Researchers at the Institute of Genetics, University of Nottingham (UK), with colleagues there and at other British institutions, say they’ve found the first clear evidence for the existence of a gene in the region of chromosome 4 known to be associated with facioscapulohumeral muscular dystrophy (FSHD). The team, which included MDA grantee Jane Hewitt at Nottingham, says the find offers a new avenue of research in the study of the disease.

Although missing pieces (deletions) in the D4Z4 region of chromosome 4 have long been known to cause FSHD, the exact mechanism by which that happens is still not understood.

Until now, the search for a gene in the implicated region has proven elusive, and numerous theories to explain the relationship between D4Z4 and FSHD have been proposed (see “Impossible Things,” Quest, March-April 2007).

In a paper currently in press and posted online May 1 on the American Journal of Human Genetics Web site, Hewitt and colleagues describe how they probed the origins and function of the DUX4 gene in the D4Z4 region.

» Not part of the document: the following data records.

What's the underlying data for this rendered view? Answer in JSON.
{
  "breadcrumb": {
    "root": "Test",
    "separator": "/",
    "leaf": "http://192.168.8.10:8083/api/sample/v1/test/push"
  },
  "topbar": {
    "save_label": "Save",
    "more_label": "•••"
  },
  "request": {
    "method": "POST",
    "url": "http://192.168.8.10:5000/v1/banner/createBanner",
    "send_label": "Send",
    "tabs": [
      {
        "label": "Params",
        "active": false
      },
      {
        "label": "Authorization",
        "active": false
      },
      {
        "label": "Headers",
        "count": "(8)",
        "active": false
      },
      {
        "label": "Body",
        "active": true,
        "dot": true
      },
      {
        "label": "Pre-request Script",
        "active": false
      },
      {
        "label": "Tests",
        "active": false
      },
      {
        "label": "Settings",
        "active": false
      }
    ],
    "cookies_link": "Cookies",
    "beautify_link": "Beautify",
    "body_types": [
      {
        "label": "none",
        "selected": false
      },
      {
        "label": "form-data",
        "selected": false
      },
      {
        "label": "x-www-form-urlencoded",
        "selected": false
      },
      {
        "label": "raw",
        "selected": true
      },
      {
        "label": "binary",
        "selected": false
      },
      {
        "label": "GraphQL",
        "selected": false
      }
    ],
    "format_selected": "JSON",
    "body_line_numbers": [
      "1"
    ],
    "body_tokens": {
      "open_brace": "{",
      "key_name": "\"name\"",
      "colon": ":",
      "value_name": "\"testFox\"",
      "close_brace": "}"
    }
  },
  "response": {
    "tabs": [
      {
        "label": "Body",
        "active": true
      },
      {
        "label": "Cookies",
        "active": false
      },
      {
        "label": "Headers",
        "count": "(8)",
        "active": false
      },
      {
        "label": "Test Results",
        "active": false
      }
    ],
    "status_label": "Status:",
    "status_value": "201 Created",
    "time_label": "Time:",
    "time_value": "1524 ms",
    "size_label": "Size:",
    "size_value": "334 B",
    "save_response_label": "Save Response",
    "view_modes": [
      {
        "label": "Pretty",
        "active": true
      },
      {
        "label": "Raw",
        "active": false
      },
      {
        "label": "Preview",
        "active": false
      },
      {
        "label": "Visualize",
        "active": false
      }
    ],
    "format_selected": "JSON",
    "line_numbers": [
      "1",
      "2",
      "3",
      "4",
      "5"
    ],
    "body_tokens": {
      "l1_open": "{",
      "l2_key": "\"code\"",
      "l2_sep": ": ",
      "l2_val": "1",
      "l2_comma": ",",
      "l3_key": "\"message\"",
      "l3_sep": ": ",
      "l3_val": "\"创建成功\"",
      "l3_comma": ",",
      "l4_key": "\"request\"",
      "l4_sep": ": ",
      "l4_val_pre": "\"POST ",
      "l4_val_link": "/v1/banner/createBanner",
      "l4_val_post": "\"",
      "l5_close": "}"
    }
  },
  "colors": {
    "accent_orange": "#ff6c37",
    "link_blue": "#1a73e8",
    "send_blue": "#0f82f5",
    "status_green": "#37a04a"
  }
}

Using DNA sequence data from human and animal genome projects, the researchers traced the evolutionary history of the DUX4 gene and identified it or similar genes in a variety of species, including some of the higher primates (chimpanzee, orangutan and rhesus macaque) and nonprimates (tree shrew, mouse and rat). The researchers say the widespread nature of DUX4 supports its having an important function and implies that it probably carries instructions for (codes for) a protein.

They describe a model of FSHD in which deletions in the D4Z4 region of chromosome 4 could cause overactivity of the DUX4 gene, leading to overproduction of the DUX4 protein.

Evidence for a DUX4 coding function in humans has never been demonstrated, but the researchers say there are several ways this might be explained. The protein might be produced only rarely; or it may be limited to a particular developmental time frame or spatial location; or it may possess characteristics that make it resistant to traditional identification methods.

Current explanations for FSHD don’t take into account a coding function for the D4Z4 region, and researchers disagree about whether an existing mouse model of FSHD reflects the human disease. (That model is based on overproduction of the FRG1 protein from a gene near, but not inside, the D4Z4 region.)

Hewitt and colleagues say the identification of a D4Z4 region and a DUX4-like gene in the mouse provide a basis for developing an additional FSHD mouse model that may offer important clues to the disease.